SEE ALSO: In Urging A 'Final Battle' With The Kremlin, Navalny's Team Bets Against Apathy

Russian human rights commissioner Tatyana Moskalkova was quoted by the RIA Novosti news agency as saying four doctors from outside Russia's Federal Penitentiary Service (FSIN) visited Navalny on April 20 and found no serious health problems.

She gave no details on the doctors and there was no immediate word from Navalny's team about the report.

However, the assessment runs contrary to a letter to Russia's FSIN last week from Anastasia Vasilyeva, Navalny's personal physician, and three other doctors, including a cardiologist, who said the 44-year-old's health was rapidly deteriorating and his potassium count had reached a 'critical level,' meaning 'both impaired renal function and serious heart rhythm problems can happen any minute.'

Navalny's state of health forced his allies to move up the rallies as they worried he could be harmed 'irreparably' by his mistreatment in prison.

SEE ALSO: U.S. Again Calls On Russia To Allow Doctors To See Hunger-Striking Navalny 'Immediately'

Navalny was arrested on January 17 upon his return to Russia from Germany, where he received life-saving treatment for a poisoning in Siberia in August 2020.

He has insisted that his poisoning with a Soviet-style chemical nerve agent was ordered directly by Russian President Vladimir Putin. The Federal Security Service (FSB) and the Kremlin have denied any role in the poisoning.

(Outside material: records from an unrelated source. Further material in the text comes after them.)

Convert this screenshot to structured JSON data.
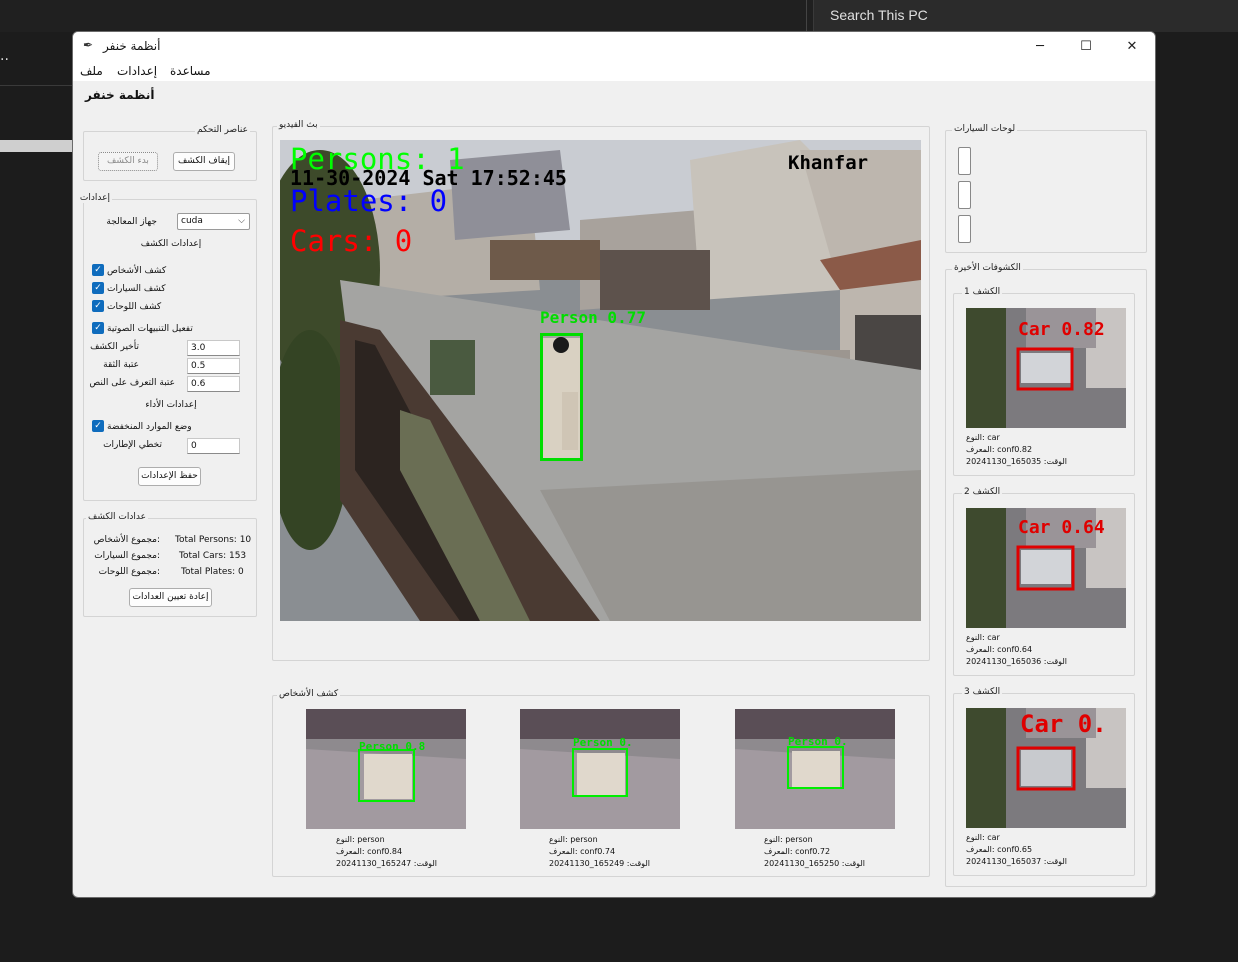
{
  "desktop": {
    "search_placeholder": "Search This PC",
    "left_snippet": ".."
  },
  "window": {
    "title": "أنظمة خنفر",
    "icon": "feather-icon",
    "minimize": "─",
    "maximize": "☐",
    "close": "✕"
  },
  "menu": {
    "file": "ملف",
    "settings": "إعدادات",
    "help": "مساعدة"
  },
  "header": {
    "title": "أنظمة خنفر"
  },
  "controls": {
    "title": "عناصر التحكم",
    "start_label": "بدء الكشف",
    "stop_label": "إيقاف الكشف"
  },
  "settings": {
    "title": "إعدادات",
    "device_label": "جهاز المعالجة",
    "device_value": "cuda",
    "detection_header": "إعدادات الكشف",
    "checks": [
      {
        "label": "كشف الأشخاص",
        "checked": true
      },
      {
        "label": "كشف السيارات",
        "checked": true
      },
      {
        "label": "كشف اللوحات",
        "checked": true
      },
      {
        "label": "تفعيل التنبيهات الصوتية",
        "checked": true
      }
    ],
    "fields": [
      {
        "label": "تأخير الكشف",
        "value": "3.0"
      },
      {
        "label": "عتبة الثقة",
        "value": "0.5"
      },
      {
        "label": "عتبة التعرف على النص",
        "value": "0.6"
      }
    ],
    "performance_header": "إعدادات الأداء",
    "low_resource_label": "وضع الموارد المنخفضة",
    "frame_skip_label": "تخطي الإطارات",
    "frame_skip_value": "0",
    "save_label": "حفظ الإعدادات"
  },
  "counters": {
    "title": "عدادات الكشف",
    "rows": [
      {
        "label": "مجموع الأشخاص:",
        "value": "Total Persons: 10"
      },
      {
        "label": "مجموع السيارات:",
        "value": "Total Cars: 153"
      },
      {
        "label": "مجموع اللوحات:",
        "value": "Total Plates: 0"
      }
    ],
    "reset_label": "إعادة تعيين العدادات"
  },
  "video": {
    "title": "بث الفيديو",
    "persons_text": "Persons: 1",
    "timestamp": "11-30-2024 Sat 17:52:45",
    "plates_text": "Plates: 0",
    "cars_text": "Cars: 0",
    "brand_text": "Khanfar",
    "box_label": "Person 0.77"
  },
  "plates": {
    "title": "لوحات السيارات"
  },
  "recent": {
    "title": "الكشوفات الأخيرة",
    "items": [
      {
        "title": "الكشف 1",
        "overlay": "Car 0.82",
        "type": "النوع: car",
        "id": "المعرف: conf0.82",
        "time": "الوقت: 165035_20241130"
      },
      {
        "title": "الكشف 2",
        "overlay": "Car 0.64",
        "type": "النوع: car",
        "id": "المعرف: conf0.64",
        "time": "الوقت: 165036_20241130"
      },
      {
        "title": "الكشف 3",
        "overlay": "Car 0.",
        "type": "النوع: car",
        "id": "المعرف: conf0.65",
        "time": "الوقت: 165037_20241130"
      }
    ]
  },
  "persons": {
    "title": "كشف الأشخاص",
    "items": [
      {
        "overlay": "Person 0.8",
        "type": "النوع: person",
        "id": "المعرف: conf0.84",
        "time": "الوقت: 165247_20241130"
      },
      {
        "overlay": "Person 0.",
        "type": "النوع: person",
        "id": "المعرف: conf0.74",
        "time": "الوقت: 165249_20241130"
      },
      {
        "overlay": "Person 0.",
        "type": "النوع: person",
        "id": "المعرف: conf0.72",
        "time": "الوقت: 165250_20241130"
      }
    ]
  }
}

In February, a Moscow court ruled that while in Germany, Navalny had violated the terms of parole from an old embezzlement case that is widely considered to be politically motivated.

Navalny's 3 1/2-year suspended sentence from the case was converted to a jail term, though the court said he will serve 2 1/2 years in prison given time already served in detention.

The United States and European Union have imposed sanctions on Russia over the Navalny affair and crackdown on protesters.